4 A POPULAÇÃO NEGRA EM ALAGOAS: DA HERANÇA ESCRAVISTA À REALIDADE ATUAL

4.1 A FORMAÇÃO SOCIAL E ECONÔMICA ALAGOANA SOB O PRISMA DA HERANÇA ESCRAVISTA

Alagoas (ainda pertencente à capitania de Pernambuco), como um dos principais estados da região nordeste, ocupava centralidade na produção de cana-de-açúcar, pois, como visto anteriormente, o produto era a fonte principal da economia colonial.

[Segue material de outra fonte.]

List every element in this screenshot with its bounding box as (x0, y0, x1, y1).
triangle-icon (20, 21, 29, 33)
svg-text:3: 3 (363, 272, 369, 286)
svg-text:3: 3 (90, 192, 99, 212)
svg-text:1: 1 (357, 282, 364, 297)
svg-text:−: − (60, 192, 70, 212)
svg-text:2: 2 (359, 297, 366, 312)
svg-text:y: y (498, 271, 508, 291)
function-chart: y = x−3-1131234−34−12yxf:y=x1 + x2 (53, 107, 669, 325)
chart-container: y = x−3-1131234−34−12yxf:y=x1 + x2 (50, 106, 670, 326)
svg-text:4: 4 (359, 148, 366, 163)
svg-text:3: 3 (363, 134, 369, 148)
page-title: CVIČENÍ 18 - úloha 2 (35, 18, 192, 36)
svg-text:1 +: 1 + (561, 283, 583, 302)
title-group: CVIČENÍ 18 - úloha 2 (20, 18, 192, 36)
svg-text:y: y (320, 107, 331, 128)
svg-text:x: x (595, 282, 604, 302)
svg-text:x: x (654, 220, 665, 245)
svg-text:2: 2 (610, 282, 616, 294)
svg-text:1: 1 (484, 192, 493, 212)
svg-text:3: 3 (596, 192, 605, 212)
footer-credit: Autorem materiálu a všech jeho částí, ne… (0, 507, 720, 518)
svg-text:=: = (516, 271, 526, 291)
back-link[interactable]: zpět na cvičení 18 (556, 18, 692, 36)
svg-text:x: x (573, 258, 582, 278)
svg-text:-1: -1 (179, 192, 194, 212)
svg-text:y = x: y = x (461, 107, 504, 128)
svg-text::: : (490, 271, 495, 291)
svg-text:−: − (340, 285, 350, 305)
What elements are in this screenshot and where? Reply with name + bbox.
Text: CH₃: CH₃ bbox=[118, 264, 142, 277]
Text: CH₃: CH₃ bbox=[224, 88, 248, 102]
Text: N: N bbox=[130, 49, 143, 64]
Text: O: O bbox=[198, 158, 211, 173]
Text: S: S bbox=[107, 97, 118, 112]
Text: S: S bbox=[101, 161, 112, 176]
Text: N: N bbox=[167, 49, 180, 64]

De acordo com Carvalho (2016, p. 48-49), o “complexo canavieiro é um dos pilares da história alagoana”, cujo “povoamento regional foi determinado pelos engenhos” e que “marcou para sempre o modelo econômico e social de Alagoas”.

No nordeste, por suas condições de solo e clima e sua proximidade com o principal centro consumidor, a economia colonial localizou a área de expansão ideal para essa empresa agrária [...] a produção rotineira de economia colonial, integrada a expansão do capitalismo mercantil europeu e concentrada basicamente no nordeste, estava baseada no baixo custo da mão de obra escrava, na abundância de terras geradora de latifundiários e na exportação de uma única mercadoria, o açúcar (CARVALHO, 2016, p. 49-50).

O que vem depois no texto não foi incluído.